Sur les pas de Robinson , évêque anglican, cet article engage une reformulation du christianisme en phase avec notre époque contemporaine.

 Robinson était évêque anglican. Il n’était pas du tout incroyant, mais il était soucieux de tenir compte de l’évolution des mentalités dans un monde de plus en plus sécularisé. John A. T. Robinson a fait paraître un livre en 1964 intitulé Dieu sans Dieu. Une notion qui lui semblait essentielle était l’image que l’on se fait de Dieu dans l’Église. Il parlait de remodeler, de reformuler ce qui constitue le fondement de la foi chrétienne : « Je crois, disait-il, que nous sommes dans les années à venir, à beaucoup plus qu’une simple réaffirmation, en termes modernes, de l’orthodoxie chrétienne. …un remodelage beaucoup plus radical est à mon avis nécessaire et, dans ce processus, les catégories les plus fondamentales de notre théologie, de Dieu ; du surnaturel, et de la religion elle-même, doivent être de nouveau jetées au creuset ». Convaincu comme Robinson qu’il faut réaménager les bases de notre catéchisme, je me suis permis de puiser dans ce livre quelques données de réflexion

 Bonhoeffer auquel Robinson se réfère, disait que le christianisme est un système de religion qui a 2 000 ans. Or voici que depuis 500 ans environ nous entrons peu à peu dans un monde totalement dépourvu de croyances religieuses. Toutes les croyances sur lesquelles reposait ce système religieux s’effondrent. Il est très intéressant d’en connaitre les raisons. L’une de ces raisons est la vision moyenâgeuse du Dieu auquel l’église continue à se référer à mon désespoir, car c’est une des raisons de la perte de la crédibilité du christianisme au détriment de l’Évangile. Il n’est pas étonnant que les églises se vident.
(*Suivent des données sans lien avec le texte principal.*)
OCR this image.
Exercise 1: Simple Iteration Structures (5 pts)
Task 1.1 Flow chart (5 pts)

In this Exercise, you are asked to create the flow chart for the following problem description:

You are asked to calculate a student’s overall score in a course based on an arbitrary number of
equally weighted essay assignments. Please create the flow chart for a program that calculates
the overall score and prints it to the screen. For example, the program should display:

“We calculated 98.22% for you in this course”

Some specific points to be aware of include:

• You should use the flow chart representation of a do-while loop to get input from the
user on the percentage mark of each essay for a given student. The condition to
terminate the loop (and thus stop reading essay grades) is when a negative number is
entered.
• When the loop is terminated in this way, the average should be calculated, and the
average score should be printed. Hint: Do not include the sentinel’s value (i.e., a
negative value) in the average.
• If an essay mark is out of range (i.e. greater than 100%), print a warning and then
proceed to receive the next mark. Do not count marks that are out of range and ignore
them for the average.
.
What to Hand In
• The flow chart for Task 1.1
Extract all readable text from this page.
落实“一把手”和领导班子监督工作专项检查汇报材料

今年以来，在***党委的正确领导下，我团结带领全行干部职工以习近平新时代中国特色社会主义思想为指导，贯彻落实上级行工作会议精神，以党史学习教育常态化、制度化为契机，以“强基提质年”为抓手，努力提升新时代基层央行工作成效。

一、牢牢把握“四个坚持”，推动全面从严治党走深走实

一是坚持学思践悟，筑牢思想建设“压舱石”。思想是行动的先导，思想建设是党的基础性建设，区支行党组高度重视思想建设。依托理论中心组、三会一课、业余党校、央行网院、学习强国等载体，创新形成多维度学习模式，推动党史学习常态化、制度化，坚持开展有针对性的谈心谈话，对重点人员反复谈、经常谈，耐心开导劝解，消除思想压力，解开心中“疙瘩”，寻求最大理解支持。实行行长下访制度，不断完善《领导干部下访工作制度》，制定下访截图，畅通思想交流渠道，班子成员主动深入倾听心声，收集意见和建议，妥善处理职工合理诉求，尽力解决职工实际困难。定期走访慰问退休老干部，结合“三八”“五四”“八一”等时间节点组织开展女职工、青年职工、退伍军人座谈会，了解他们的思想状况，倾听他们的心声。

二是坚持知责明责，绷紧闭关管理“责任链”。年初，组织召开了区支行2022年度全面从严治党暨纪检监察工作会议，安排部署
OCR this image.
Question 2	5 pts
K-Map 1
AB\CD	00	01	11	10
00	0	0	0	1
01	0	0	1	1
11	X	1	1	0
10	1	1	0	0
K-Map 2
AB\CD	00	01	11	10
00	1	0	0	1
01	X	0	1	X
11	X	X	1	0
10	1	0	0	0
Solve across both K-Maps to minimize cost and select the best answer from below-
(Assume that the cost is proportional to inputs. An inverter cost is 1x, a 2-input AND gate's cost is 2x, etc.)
« La Bible nous parle du Dieu « d’en haut  » ( d’un Dieu qui se situerait « tout là-haut »). Sans aucun doute, l’image qu’elle donne d’un univers à trois étages,- « en haut le ciel, au dessous la terre et, sous la terre, les eaux », a été prise dans l’antiquité dans son sens le plus littéral. Nul doute que les auteurs de l’Ancien Testament, si on les avait interrogés, auraient été les premiers à proclamer que pour eux ce langage n’était qu’une façon symbolique de représenter et de transcrire des réalités spirituelles.

 « L’idée d’un Dieu « la haut » ne gênait nullement les écrivains du Nouveau Testament. Le plus souvent la conception d’un univers à trois étages ne nous gêne pas. Nous avons cessé de faire attention aux images naïves de la Bible. Le langage biblique ne nous choque plus, car nous faisons machinalement la transposition nécessaire. « Au lieu d’un Dieu qui serait littéralement ou physiquement « là-haut », nous avons accepté, dans nos catégories intellectuelles, un Dieu qui est « par delà », « au dehors », dans un sens spirituel ou métaphysique. Il existe des gens pour qui Dieu est « par delà », presque dans le sens le plus littéral du mot. Ceux-là ont pu accepter la révolution scientifique de Copernic, mais, en tous cas, jusqu’à une époque très récente, ils ont conçu Dieu comme, en somme, « au-delà » de l’espace cosmique. L’idée d’un Dieu qui serait d’une façon spirituelle ou métaphysique « au dehors », au-delà », est plus lente à mourir ».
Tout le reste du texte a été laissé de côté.